By: The Generation Y Surgeon (@GenYSurgeon)
Yes, You Negotiate Every Day
Whether you know it or not, negotiation takes up a huge part of your day. You negotiate with other attending or consulting physicians, nursing, administrators, insurance companies and even with your patients. Negotiation is an invaluable skill, and learning how to negotiate will save you time and headaches. I strongly recommend reading Getting to Yes and/or Getting Past No by William Ury. Both books are short, easy reads and are quite fun to apply to your daily interactions.
Over the years I have learned what works (and what doesn’t) when I interact with my patients and, to some degree, with my colleagues. It wasn’t until I read Getting Past No that I was able to put it into words. If only I had read this earlier!
The Golden Bridge Technique
The entire book is gold, yet learning how to build a “golden bridge” remains my favorite tool. I find it most useful when I’m in disagreement with a colleague or when dealing with difficult families. What does it mean to build a golden bridge? It refers to making sure you have satisfied the demands of the four most common obstacles in coming to an agreement:
(1) involving the other party (or parties) in devising a solution
(2) meeting unmet interests
(3) helping them save face
(4) and making the process as simple as possible.
Building The Bridge
Now think of all the situations to which you can apply this skill. Think of your last interaction with a difficult patient or decision maker. Were they overwhelmed and feeling powerless? Did they truly understand the situation and consequences? Were their expectations reasonable or unreasonable? Was there something about the patient or their family that was important to them and unknown to you? Had they previously acted in a way that was embarrassing or damaging? Had they somehow offended you or your staff during a stressful situation?
…For The Patients
We have all dealt with patients (or their families / representatives) who have felt like this. One way to augment your interaction with them, especially in times or stress, is to build that golden bridge. Involve them in the decision making process by asking about their expectations and realigning them early on. Prod them for information on their concerns and wishes so that you become aware of any unmet needs. If they acted rudely or made outrageous demands, then let them know it’s ok.

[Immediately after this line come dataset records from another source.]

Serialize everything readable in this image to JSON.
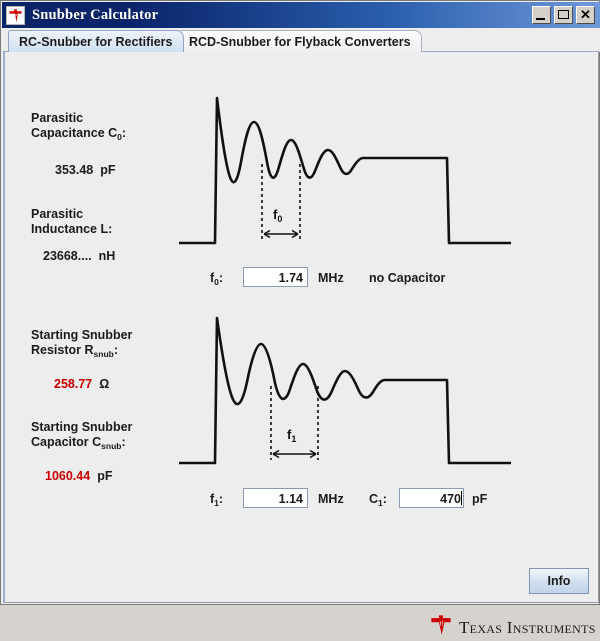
{
  "window": {
    "title": "Snubber Calculator",
    "app_icon": "ti-logo-icon",
    "controls": {
      "minimize": "minimize-icon",
      "maximize": "maximize-icon",
      "close": "close-icon"
    }
  },
  "tabs": [
    {
      "label": "RC-Snubber for Rectifiers",
      "active": true
    },
    {
      "label": "RCD-Snubber for Flyback Converters",
      "active": false
    }
  ],
  "results": {
    "parasitic_capacitance": {
      "label_line1": "Parasitic",
      "label_line2_pre": "Capacitance C",
      "label_sub": "0",
      "label_post": ":",
      "value": "353.48",
      "unit": "pF"
    },
    "parasitic_inductance": {
      "label_line1": "Parasitic",
      "label_line2": "Inductance L:",
      "value": "23668....",
      "unit": "nH"
    },
    "starting_snubber_resistor": {
      "label_line1": "Starting Snubber",
      "label_line2_pre": "Resistor R",
      "label_sub": "snub",
      "label_post": ":",
      "value": "258.77",
      "unit": "Ω"
    },
    "starting_snubber_capacitor": {
      "label_line1": "Starting Snubber",
      "label_line2_pre": "Capacitor C",
      "label_sub": "snub",
      "label_post": ":",
      "value": "1060.44",
      "unit": "pF"
    }
  },
  "graphs": {
    "top": {
      "annotation_pre": "f",
      "annotation_sub": "0",
      "name": "ringing-waveform-undamped"
    },
    "bottom": {
      "annotation_pre": "f",
      "annotation_sub": "1",
      "name": "ringing-waveform-damped"
    }
  },
  "row_f0": {
    "field_label_pre": "f",
    "field_label_sub": "0",
    "field_label_post": ":",
    "value": "1.74",
    "placeholder": "",
    "unit": "MHz",
    "note": "no Capacitor"
  },
  "row_f1": {
    "field_label_pre": "f",
    "field_label_sub": "1",
    "field_label_post": ":",
    "value": "1.14",
    "placeholder": "",
    "unit": "MHz",
    "cap_label_pre": "C",
    "cap_label_sub": "1",
    "cap_label_post": ":",
    "cap_value": "470",
    "cap_placeholder": "",
    "cap_unit": "pF"
  },
  "info_button": {
    "label": "Info"
  },
  "footer": {
    "brand": "Texas Instruments",
    "logo": "ti-logo-icon"
  },
  "colors": {
    "accent_red": "#cc0000",
    "title_blue": "#0a246a",
    "panel_bg": "#ededed",
    "tab_active": "#cfe0f2"
  }
}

Give them a chance to save face by allowing them a fresh start and by all means, do it with empathy. Chances are this is the worst day of their life (and just another regular day in yours). Finally, boil the options and interests down into a few simple choices. When you are able to provide your patient with a few simple choices (that they “helped” to create) you will find that everyone is happier with the outcome.
…And For The Docs
Now think of the last time you disagreed with another provider…no matter how hard you tried, you couldn’t convince them to accept your idea or plan. They resist because they weren’t involved in the creation of such a great idea, and allowing you to be right may make them feel like they’re in the wrong. Their interests in maintaining control over the patient or care plan is not met by accepting your plan as the best, and of course that takes a bit out of their ego. Next time you encounter this situation, try building a golden bridge. The conversation may go something like this:
” Dr. Bossman, do you remember when you taught me about Treatment-X? We applied Treatment-X to Patient Y and it really worked great. Could we talk about how that may work for our current patient?”

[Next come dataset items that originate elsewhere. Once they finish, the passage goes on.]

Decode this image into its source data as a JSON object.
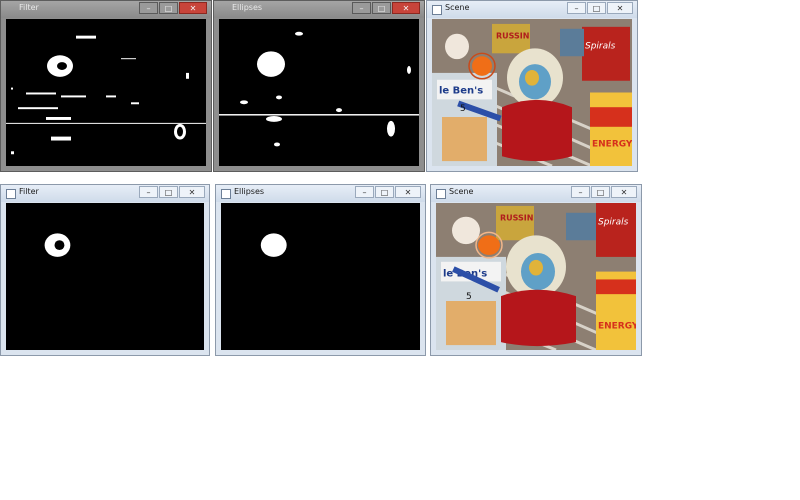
{
  "windows": {
    "filter_top": {
      "title": "Filter"
    },
    "ellipses_top": {
      "title": "Ellipses"
    },
    "scene_top": {
      "title": "Scene"
    },
    "filter_bot": {
      "title": "Filter"
    },
    "ellipses_bot": {
      "title": "Ellipses"
    },
    "scene_bot": {
      "title": "Scene"
    }
  },
  "buttons": {
    "minimize": "–",
    "maximize": "□",
    "close": "✕"
  },
  "scene": {
    "russian_box": "RUSSIN",
    "rice_box": "Uncle Ben's",
    "rice_box_small": "le Ben's",
    "spirals_box": "Spirals",
    "energy_can": "ENERGY",
    "number_badge": "5"
  },
  "icons": {
    "app": "window-app-icon",
    "minimize": "minimize-icon",
    "maximize": "maximize-icon",
    "close": "close-icon"
  }
}
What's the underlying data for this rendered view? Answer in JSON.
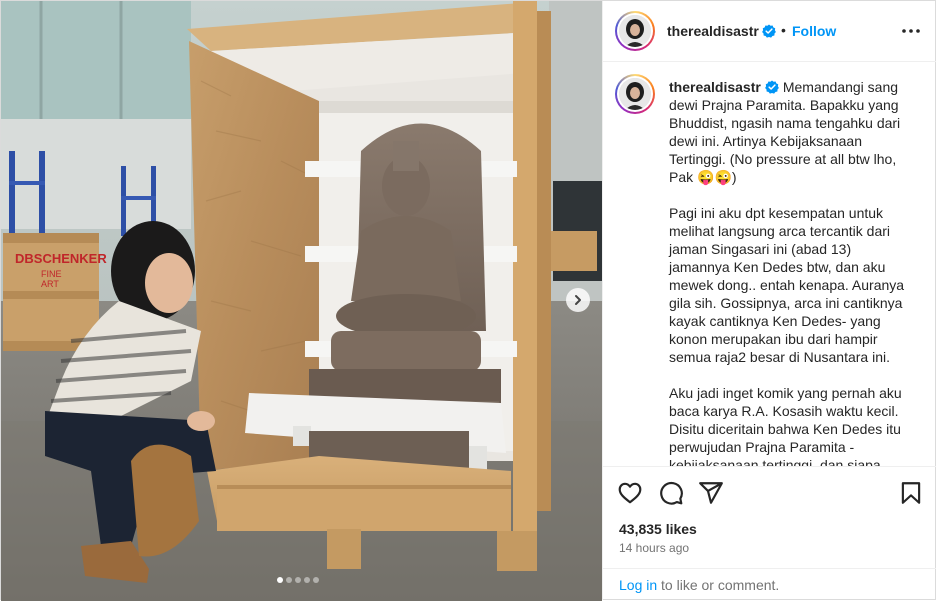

…and voila. You’ve engaged them in the decision making process while allowing them to both maintain control and save face in front of the group. As an added bonus, you’ve reminded them of another time when they made an excellent choice which will also increase your influence over their present decision because they will want to be consistent with “their” previous choices. Wouldn’t it be nice if all your negotiations in hospital could go this well?!

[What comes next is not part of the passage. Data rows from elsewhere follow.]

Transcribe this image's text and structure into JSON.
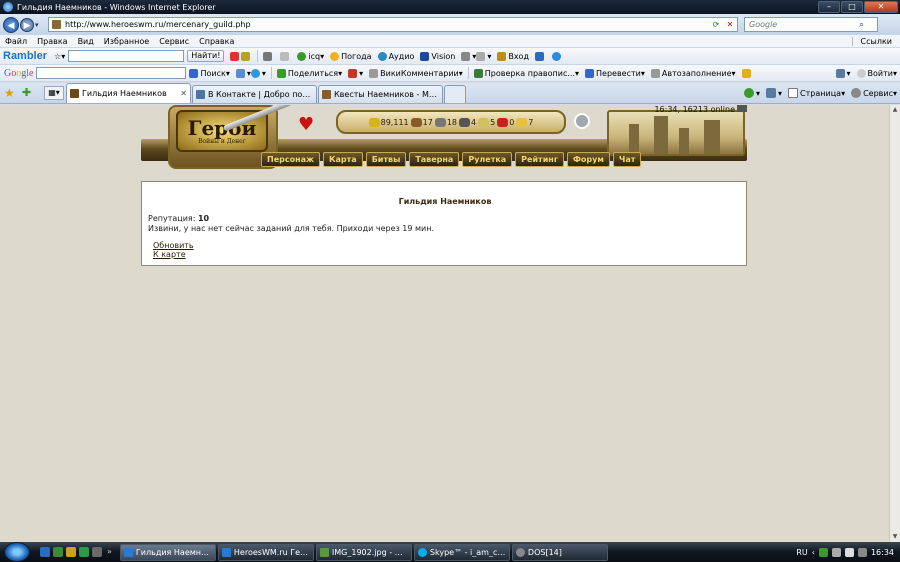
{
  "window": {
    "title": "Гильдия Наемников - Windows Internet Explorer",
    "buttons": {
      "minimize": "–",
      "maximize": "□",
      "close": "✕"
    }
  },
  "address": {
    "url": "http://www.heroeswm.ru/mercenary_guild.php",
    "search_placeholder": "Google"
  },
  "menu": {
    "items": [
      "Файл",
      "Правка",
      "Вид",
      "Избранное",
      "Сервис",
      "Справка"
    ],
    "links": "Ссылки"
  },
  "rambler_toolbar": {
    "logo": "Rambler",
    "find": "Найти!",
    "icq": "icq",
    "weather": "Погода",
    "audio": "Аудио",
    "vision": "Vision",
    "login": "Вход"
  },
  "google_toolbar": {
    "logo": "Google",
    "search": "Поиск",
    "share": "Поделиться",
    "wiki": "ВикиКомментарии",
    "spell": "Проверка правопис...",
    "translate": "Перевести",
    "autofill": "Автозаполнение",
    "signin": "Войти"
  },
  "tabs": [
    {
      "label": "Гильдия Наемников",
      "color": "#6b4a1a",
      "active": true
    },
    {
      "label": "В Контакте | Добро пожа...",
      "color": "#4c75a3",
      "active": false
    },
    {
      "label": "Квесты Наемников - Мол...",
      "color": "#8a5a2a",
      "active": false
    }
  ],
  "command_bar": {
    "page": "Страница",
    "service": "Сервис"
  },
  "game": {
    "logo_main": "Герои",
    "logo_sub": "Войны и Денег",
    "resources": [
      {
        "value": "89,111",
        "color": "#d7b21a"
      },
      {
        "value": "17",
        "color": "#8a5a2a"
      },
      {
        "value": "18",
        "color": "#777777"
      },
      {
        "value": "4",
        "color": "#555555"
      },
      {
        "value": "5",
        "color": "#d0c060"
      },
      {
        "value": "0",
        "color": "#cc2020"
      },
      {
        "value": "7",
        "color": "#e8c040"
      }
    ],
    "online": "16:34, 16213 online",
    "nav": [
      "Персонаж",
      "Карта",
      "Битвы",
      "Таверна",
      "Рулетка",
      "Рейтинг",
      "Форум",
      "Чат"
    ]
  },
  "panel": {
    "title": "Гильдия Наемников",
    "reputation_label": "Репутация:",
    "reputation_value": "10",
    "message": "Извини, у нас нет сейчас заданий для тебя. Приходи через 19 мин.",
    "refresh_link": "Обновить",
    "map_link": "К карте"
  },
  "taskbar": {
    "items": [
      {
        "label": "Гильдия Наемнико...",
        "color": "#2a7ad0",
        "active": true
      },
      {
        "label": "HeroesWM.ru Геро...",
        "color": "#2a7ad0",
        "active": false
      },
      {
        "label": "IMG_1902.jpg - Фот...",
        "color": "#5a9a3a",
        "active": false
      },
      {
        "label": "Skype™ - i_am_child",
        "color": "#00aff0",
        "active": false
      },
      {
        "label": "DOS[14]",
        "color": "#888888",
        "active": false
      }
    ],
    "more": "»",
    "lang": "RU",
    "clock": "16:34"
  }
}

Build The Bridge…For Their Needs And Your Success
In closing, I will again urge you to invest some of your time into reading a little more about negotiation. It’s a skill that most providers undervalue even though they use it everyday. In the beginning, using advanced tools like the golden bridge may feel like manipulation–however it is NOT. Yes, we all know that the surgeon’s ego is strong (and it has a purpose), but this technique is about influencing things when, at times, other people’s issues may be getting in the way of the best outcome. Negotiation is not about winning arguments or getting what you want, it’s about coming to a solution that maximizes results for everyone. Try it!